The cover and premise of this book alone made me pick it up. It seemed more unique than anything I've read and certainly the most realistic. People talk about OCD and anxiety like it's no big deal, but there are people out there, like Caddie, who physically cannot make themselves do something in fear of what might happen. Caddie has forever trusted the rhymes and sayings that if you do something, something bad will happen. Step on a crack, break your mother's back. She cautiously weaves through life, but the day her dad leaves the family, she can't help but blame herself. If she had just never let someone touch her, he might still be here. So she begins wearing gloves, staying far away from people, and vowing never to touch someone ever again in hopes of seeing her father again. But now that she's at a new school and making new friends, she keeps getting the urge to touch, and as much as her mind is telling her no, her heart is saying yes when it comes to Peter, the Hamlet to her Ophelia.
I knew I was going to understand Caddie from the beginning. It's not that I won't touch people either, but I understand telling yourself something and believing it's true and that if you don't listen, bad things will happen. I'm nowhere near as anxious as Caddie is, but I can certainly see how she got herself into that place and I was so proud of her for getting out of it. It was hard to read in some places, feeling the brutality that she puts herself through, especially when she starts getting feelings for Peter but can't will herself to touch him. Her new group of friends help her through it. Mandy, a girl she knew from when they were kids, tries to help Caddie come out of her shell. Caddie isn't happy with how pushy she is, but I loved how she eventually opened up to her and was willing to get help. Peter was amazing, the best kind of guy to read about. He's friendly, supportive, and willing to wait for Caddie to be able to touch him, though he does try to push her along a bit too. None of them really know why Caddie won't touch them, so I can understand how they'd try to fix her even though they don't know how broken she is. And really, only she can make herself better but with their support, it was a lot easier for her.

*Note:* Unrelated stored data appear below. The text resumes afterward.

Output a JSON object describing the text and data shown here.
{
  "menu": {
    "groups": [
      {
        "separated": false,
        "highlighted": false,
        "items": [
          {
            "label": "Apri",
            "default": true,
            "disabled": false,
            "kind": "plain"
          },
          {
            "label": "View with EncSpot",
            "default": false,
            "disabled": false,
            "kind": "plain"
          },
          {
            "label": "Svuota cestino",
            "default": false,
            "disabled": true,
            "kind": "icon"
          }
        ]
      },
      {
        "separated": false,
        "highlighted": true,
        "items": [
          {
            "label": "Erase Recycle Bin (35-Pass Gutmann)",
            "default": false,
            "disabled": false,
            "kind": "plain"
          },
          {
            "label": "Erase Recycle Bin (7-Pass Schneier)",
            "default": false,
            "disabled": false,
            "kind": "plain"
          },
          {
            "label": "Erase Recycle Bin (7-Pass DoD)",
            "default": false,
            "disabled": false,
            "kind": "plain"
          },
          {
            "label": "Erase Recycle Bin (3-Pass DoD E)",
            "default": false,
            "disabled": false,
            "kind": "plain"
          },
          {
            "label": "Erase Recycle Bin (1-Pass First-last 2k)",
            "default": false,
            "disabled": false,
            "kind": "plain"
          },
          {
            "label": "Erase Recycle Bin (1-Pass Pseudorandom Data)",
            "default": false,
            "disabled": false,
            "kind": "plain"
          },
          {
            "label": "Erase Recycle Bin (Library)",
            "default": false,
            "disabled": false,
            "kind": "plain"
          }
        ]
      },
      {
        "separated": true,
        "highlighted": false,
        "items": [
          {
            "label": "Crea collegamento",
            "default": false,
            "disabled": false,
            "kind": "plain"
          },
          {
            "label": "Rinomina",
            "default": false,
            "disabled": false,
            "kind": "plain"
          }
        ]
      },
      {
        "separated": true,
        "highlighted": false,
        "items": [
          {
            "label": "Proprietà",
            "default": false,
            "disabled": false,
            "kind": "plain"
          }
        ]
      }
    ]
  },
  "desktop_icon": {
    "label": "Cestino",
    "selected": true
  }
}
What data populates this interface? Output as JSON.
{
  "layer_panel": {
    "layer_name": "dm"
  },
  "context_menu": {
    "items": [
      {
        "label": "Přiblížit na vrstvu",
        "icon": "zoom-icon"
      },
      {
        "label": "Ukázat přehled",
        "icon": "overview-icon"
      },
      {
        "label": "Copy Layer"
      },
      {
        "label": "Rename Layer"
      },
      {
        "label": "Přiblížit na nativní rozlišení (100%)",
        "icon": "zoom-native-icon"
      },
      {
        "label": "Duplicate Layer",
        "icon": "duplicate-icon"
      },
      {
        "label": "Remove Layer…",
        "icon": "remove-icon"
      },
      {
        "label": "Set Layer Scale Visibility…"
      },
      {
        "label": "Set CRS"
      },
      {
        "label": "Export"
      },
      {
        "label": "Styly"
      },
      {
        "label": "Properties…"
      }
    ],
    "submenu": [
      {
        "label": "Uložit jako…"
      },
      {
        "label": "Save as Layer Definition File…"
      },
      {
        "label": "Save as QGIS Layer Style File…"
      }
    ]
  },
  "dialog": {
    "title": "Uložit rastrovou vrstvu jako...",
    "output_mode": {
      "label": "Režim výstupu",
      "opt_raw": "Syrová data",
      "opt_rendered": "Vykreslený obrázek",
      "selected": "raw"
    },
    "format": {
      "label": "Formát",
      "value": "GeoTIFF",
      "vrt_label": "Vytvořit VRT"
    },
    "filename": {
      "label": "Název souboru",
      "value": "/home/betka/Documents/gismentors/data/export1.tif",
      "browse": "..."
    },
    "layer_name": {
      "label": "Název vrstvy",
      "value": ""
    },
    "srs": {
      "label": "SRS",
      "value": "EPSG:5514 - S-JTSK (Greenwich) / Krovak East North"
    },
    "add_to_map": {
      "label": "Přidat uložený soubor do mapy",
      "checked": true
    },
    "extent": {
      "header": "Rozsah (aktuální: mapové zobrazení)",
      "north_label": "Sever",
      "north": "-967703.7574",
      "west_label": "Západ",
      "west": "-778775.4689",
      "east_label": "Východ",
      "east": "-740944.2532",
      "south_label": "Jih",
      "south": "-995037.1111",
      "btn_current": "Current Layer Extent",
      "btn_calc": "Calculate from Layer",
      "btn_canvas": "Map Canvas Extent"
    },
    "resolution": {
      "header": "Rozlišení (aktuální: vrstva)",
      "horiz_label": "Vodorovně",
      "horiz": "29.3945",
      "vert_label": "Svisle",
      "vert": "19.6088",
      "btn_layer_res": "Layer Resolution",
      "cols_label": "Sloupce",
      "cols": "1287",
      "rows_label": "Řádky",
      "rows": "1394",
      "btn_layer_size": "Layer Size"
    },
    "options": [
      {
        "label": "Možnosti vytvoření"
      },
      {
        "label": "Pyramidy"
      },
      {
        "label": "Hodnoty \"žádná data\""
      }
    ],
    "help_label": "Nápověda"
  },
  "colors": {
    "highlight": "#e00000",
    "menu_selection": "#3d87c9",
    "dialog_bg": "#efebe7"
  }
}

The writing was amazing. Rachel captured the thoughts and feelings of someone who doesn't think they deserve to be happy. I'm a huge fan of plays and acting, so I loved that there was a minor story of them preforming Hamlet, and I loved reading about the rehearsals and how Caddie wanted to do a good job, but didn't know how to release herself into it. The moments with her and Peter were delicious to read and I just loved reading her journey from nothing to everything. It was hard for her to except that just because she wasn't touching anyone didn't mean her dad would come back. It was heartbreaking and realistic and it was perfect, brutality honest look at OCD that a lot of people don't realize. This is a must read for everyone as it gives you a glimpse into the life of someone who could be beside you and you wouldn't even know they were suffering like this.
"When we locked eyes, the ease of his stare and the welcome of a smile made me feel like one of two fixes points in a hurricane. The building could have crashes down around us as he smiled, and I wouldn't have noticed."